Table 4.2 Judger vs. Learner Questions
|What’s wrong?||What works?|
|Who’s to blame?||What am I responsible for?|
|How can I prove I’m right?||What are the facts?|
|How can I protect my turf?||What’s the big picture?|
|How can I be in control?||What are my choices?|
|How could I lose?||What’s useful about this?|
|How could I get hurt?||What can I learn?|
|Why is that person so clueless and frustrating?||What is the other person feeling, needing, and wanting?|
|Why bother?||What’s possible?|
Note. Adapted from Marilee G. Adams, 2004, Change your questions, change your life: 7 powerful tools for life and work, San Francisco, CA: Berrett-Koehler, p. 49.
Cultural strategic thinking may seem overwhelming at first, but as with any new learning, you need to break your plan into smaller steps that will help you to accomplish your goals.

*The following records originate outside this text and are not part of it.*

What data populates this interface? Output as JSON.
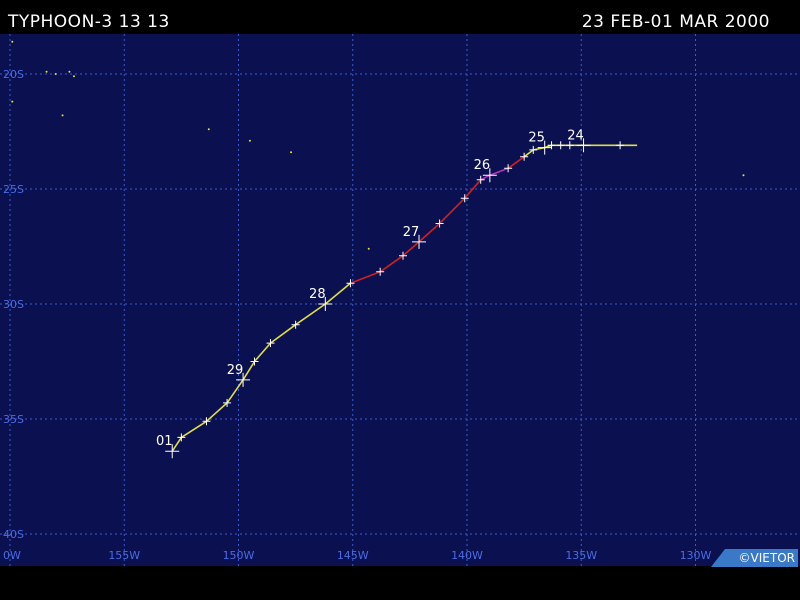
{
  "header": {
    "title": "TYPHOON-3 13 13",
    "date_range": "23 FEB-01 MAR 2000"
  },
  "credit": "©VIETOR",
  "map": {
    "ocean_color": "#0a1050",
    "grid_color": "#3a5bd0",
    "label_color": "#4c6ce0",
    "lon_ticks": [
      {
        "label": "0W",
        "lon": -160
      },
      {
        "label": "155W",
        "lon": -155
      },
      {
        "label": "150W",
        "lon": -150
      },
      {
        "label": "145W",
        "lon": -145
      },
      {
        "label": "140W",
        "lon": -140
      },
      {
        "label": "135W",
        "lon": -135
      },
      {
        "label": "130W",
        "lon": -130
      }
    ],
    "lat_ticks": [
      {
        "label": "20S",
        "lat": -20
      },
      {
        "label": "25S",
        "lat": -25
      },
      {
        "label": "30S",
        "lat": -30
      },
      {
        "label": "35S",
        "lat": -35
      },
      {
        "label": "40S",
        "lat": -40
      }
    ],
    "track": [
      {
        "lon": -133.3,
        "lat": -23.1,
        "color": "#e0e040"
      },
      {
        "lon": -134.9,
        "lat": -23.1,
        "color": "#e0e040",
        "day": "24"
      },
      {
        "lon": -135.5,
        "lat": -23.1,
        "color": "#e0e040"
      },
      {
        "lon": -135.9,
        "lat": -23.1,
        "color": "#e0e040"
      },
      {
        "lon": -136.3,
        "lat": -23.1,
        "color": "#e0e040"
      },
      {
        "lon": -136.6,
        "lat": -23.2,
        "color": "#e0e040",
        "day": "25"
      },
      {
        "lon": -137.1,
        "lat": -23.3,
        "color": "#e0e040"
      },
      {
        "lon": -137.5,
        "lat": -23.6,
        "color": "#e0e040"
      },
      {
        "lon": -138.2,
        "lat": -24.1,
        "color": "#d02020"
      },
      {
        "lon": -139.0,
        "lat": -24.4,
        "color": "#c030c0",
        "day": "26"
      },
      {
        "lon": -139.4,
        "lat": -24.6,
        "color": "#c030c0"
      },
      {
        "lon": -140.1,
        "lat": -25.4,
        "color": "#d02020"
      },
      {
        "lon": -141.2,
        "lat": -26.5,
        "color": "#d02020"
      },
      {
        "lon": -142.1,
        "lat": -27.3,
        "color": "#d02020",
        "day": "27"
      },
      {
        "lon": -142.8,
        "lat": -27.9,
        "color": "#d02020"
      },
      {
        "lon": -143.8,
        "lat": -28.6,
        "color": "#d02020"
      },
      {
        "lon": -145.1,
        "lat": -29.1,
        "color": "#d02020"
      },
      {
        "lon": -146.2,
        "lat": -30.0,
        "color": "#e0e040",
        "day": "28"
      },
      {
        "lon": -147.5,
        "lat": -30.9,
        "color": "#e0e040"
      },
      {
        "lon": -148.6,
        "lat": -31.7,
        "color": "#e0e040"
      },
      {
        "lon": -149.3,
        "lat": -32.5,
        "color": "#e0e040"
      },
      {
        "lon": -149.8,
        "lat": -33.3,
        "color": "#e0e040",
        "day": "29"
      },
      {
        "lon": -150.5,
        "lat": -34.3,
        "color": "#e0e040"
      },
      {
        "lon": -151.4,
        "lat": -35.1,
        "color": "#e0e040"
      },
      {
        "lon": -152.5,
        "lat": -35.8,
        "color": "#e0e040"
      },
      {
        "lon": -152.9,
        "lat": -36.4,
        "color": "#e0e040",
        "day": "01"
      }
    ],
    "islands": [
      {
        "lon": -159.9,
        "lat": -18.6
      },
      {
        "lon": -158.4,
        "lat": -19.9
      },
      {
        "lon": -158.0,
        "lat": -20.0
      },
      {
        "lon": -157.4,
        "lat": -19.9
      },
      {
        "lon": -157.2,
        "lat": -20.1
      },
      {
        "lon": -159.9,
        "lat": -21.2
      },
      {
        "lon": -157.7,
        "lat": -21.8
      },
      {
        "lon": -151.3,
        "lat": -22.4
      },
      {
        "lon": -149.5,
        "lat": -22.9
      },
      {
        "lon": -147.7,
        "lat": -23.4
      },
      {
        "lon": -144.3,
        "lat": -27.6
      },
      {
        "lon": -140.6,
        "lat": -17.9
      },
      {
        "lon": -127.9,
        "lat": -24.4
      }
    ]
  }
}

When you get into the habit of cultural strategic thinking, you will begin thinking on an unconscious level and not even recognize that you are using strategic thinking. You will notice it when others marvel or comment at your ability to effectively manage cultural interactions.
Earley and PetersonEarley & Peterson (2004). wrote that learning about a new culture requires putting all the pieces of a pattern together when you do not know the totality of what that whole picture should look like. Cultural strategic thinking is essential because it is this higher strategic thinking that enables you to process the new information and reinterpret it in a new situation. Cultural strategic thinking helps you to discard what you think you know and to apply new information concerning what the situation could be. By training your mind to think at a higher level, you create new maps of cultural situations, which help you to function more effectively.